Flying business-class and $300 bartender fees were a few of the instances of University of Florida misappropriation of money granted by the National Science Foundation, an audit shows.
The audit done for the foundation contends that $640,723 had been inappropriately claimed between Oct. 1, 2016, and Sept. 31, 2019. The audit was the most recent for UF.
UF has contested many of the findings but has agreed to reimburse the foundation for some of the expenses.
The value of the items cited in the audit is a small fraction of the $137 million awarded to UF for research during the time period that was audited.
Still, the audit includes recommendations for how UF can improve its procedures for spending foundation money to ensure it is within the rules.
“UF did not have sufficient policies/procedures and internal controls in place to ensure that it only charged allowable expenses to NSF awards,” the audit states.
The bulk of the money — $412,363 — was in a category of UF failing to get foundation approval before transferring research with the awarded money to other institutions.

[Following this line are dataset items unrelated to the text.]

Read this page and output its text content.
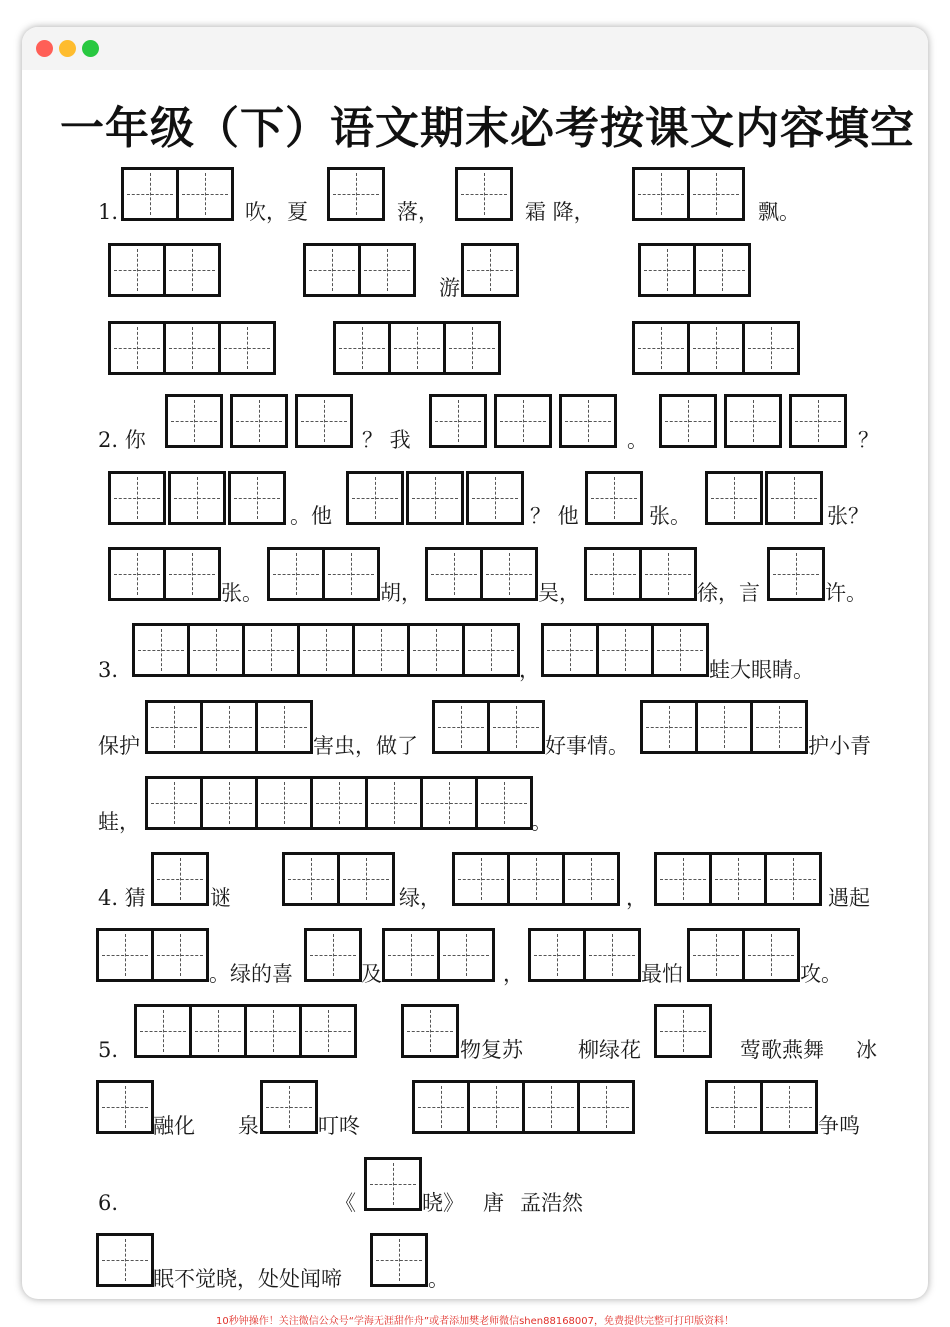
一年级（下）语文期末必考按课文内容填空
1.	吹，夏	落，	霜 降，	飘。
游
2. 你	？ 我	。	？
。他	？ 他	张。	张？
张。	胡，	吴，	徐，言	许。
3.	，	蛙大眼睛。
保护	害虫，做了	好事情。	护小青
蛙，	。
4. 猜	谜	绿，	，	遇起
。绿的喜	及	，	最怕	攻。
5.	物复苏	柳绿花	莺歌燕舞 冰
融化 泉	叮咚	争鸣
6.	《	晓》 唐 孟浩然
眠不觉晓，处处闻啼	。
10秒钟操作！关注微信公众号“学海无涯甜作舟”或者添加樊老师微信shen88168007，免费提供完整可打印版资料！
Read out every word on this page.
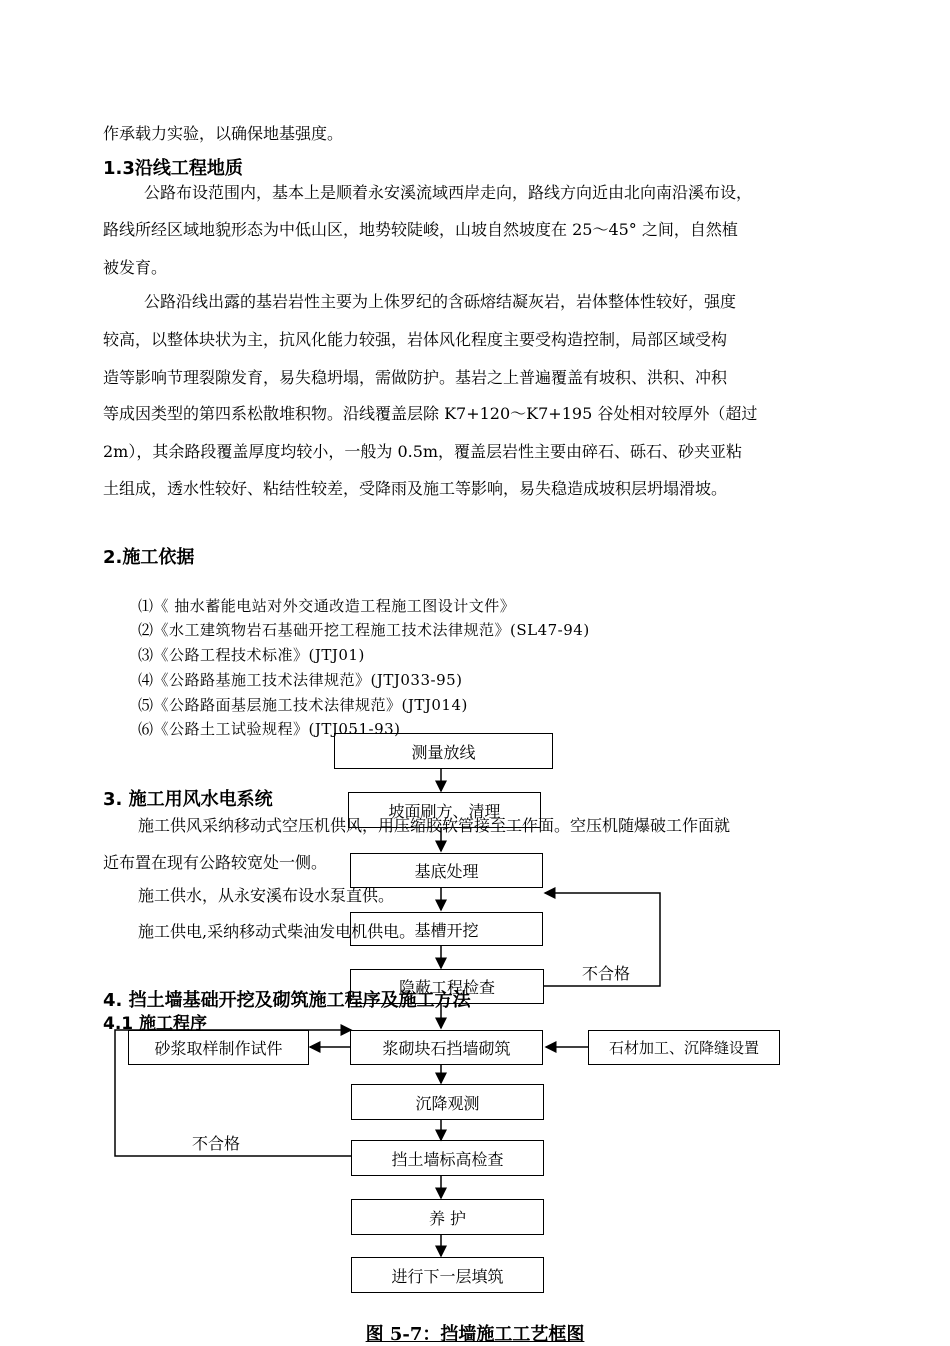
作承载力实验，以确保地基强度。
1.3沿线工程地质
公路布设范围内，基本上是顺着永安溪流域西岸走向，路线方向近由北向南沿溪布设，
路线所经区域地貌形态为中低山区，地势较陡峻，山坡自然坡度在 25～45° 之间，自然植
被发育。
公路沿线出露的基岩岩性主要为上侏罗纪的含砾熔结凝灰岩，岩体整体性较好，强度
较高，以整体块状为主，抗风化能力较强，岩体风化程度主要受构造控制，局部区域受构
造等影响节理裂隙发育，易失稳坍塌，需做防护。基岩之上普遍覆盖有坡积、洪积、冲积
等成因类型的第四系松散堆积物。沿线覆盖层除 K7+120～K7+195 谷处相对较厚外（超过
2m），其余路段覆盖厚度均较小，一般为 0.5m，覆盖层岩性主要由碎石、砾石、砂夹亚粘
土组成，透水性较好、粘结性较差，受降雨及施工等影响，易失稳造成坡积层坍塌滑坡。
2.施工依据
⑴《 抽水蓄能电站对外交通改造工程施工图设计文件》
⑵《水工建筑物岩石基础开挖工程施工技术法律规范》(SL47-94)
⑶《公路工程技术标准》(JTJ01)
⑷《公路路基施工技术法律规范》(JTJ033-95)
⑸《公路路面基层施工技术法律规范》(JTJ014)
⑹《公路土工试验规程》(JTJ051-93)
3. 施工用风水电系统
施工供风采纳移动式空压机供风，用压缩胶软管接至工作面。空压机随爆破工作面就
近布置在现有公路较宽处一侧。
施工供水，从永安溪布设水泵直供。
施工供电,采纳移动式柴油发电机供电。
4. 挡土墙基础开挖及砌筑施工程序及施工方法
4.1 施工程序
测量放线
坡面刷方、清理
基底处理
基槽开挖
隐蔽工程检查
不合格
浆砌块石挡墙砌筑
砂浆取样制作试件	石材加工、沉降缝设置
沉降观测
不合格
挡土墙标高检查
养 护
进行下一层填筑
图 5-7：挡墙施工工艺框图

UF contends it did nothing wrong in this category.
“UF does not concur with this finding or the auditor’s recommendation to repay the questioned costs of $412,363,” UF wrote. “The funding was expended as proposed for the benefit of the projects in question and the research was coordinated and conducted by the key personnel named in the original proposal.”
The audit found $113,816 in the category of unallowable expenses and $112,827 in inappropriately allocated expenses.
Among them were $3,856 for food and beverages to UF employees at a workshop, including $300 in bartender fees; and $6,584 for business-class airfare and $1,255 in lodging for an “accompanying person” whose travel did not relate to the work.
Auditors found several instances of grant money being inappropriately used to cover salary or fringe benefit expenses.
Also noted were several instances of travel or conference registration fees for people who did not attend the foundation-sponsored events.
UF reimbursed the foundation for these expenses.
UF’s Vice President for Research David Norton said in an email statement to The Sun that the university disagreed with findings totaling $542,816.
“At present, UF is in the audit resolution process with the (foundation), where we seek to resolve these disputed findings,” he said. “Several of the findings on which UF agreed were addressed previously or post-audit by improved policy.”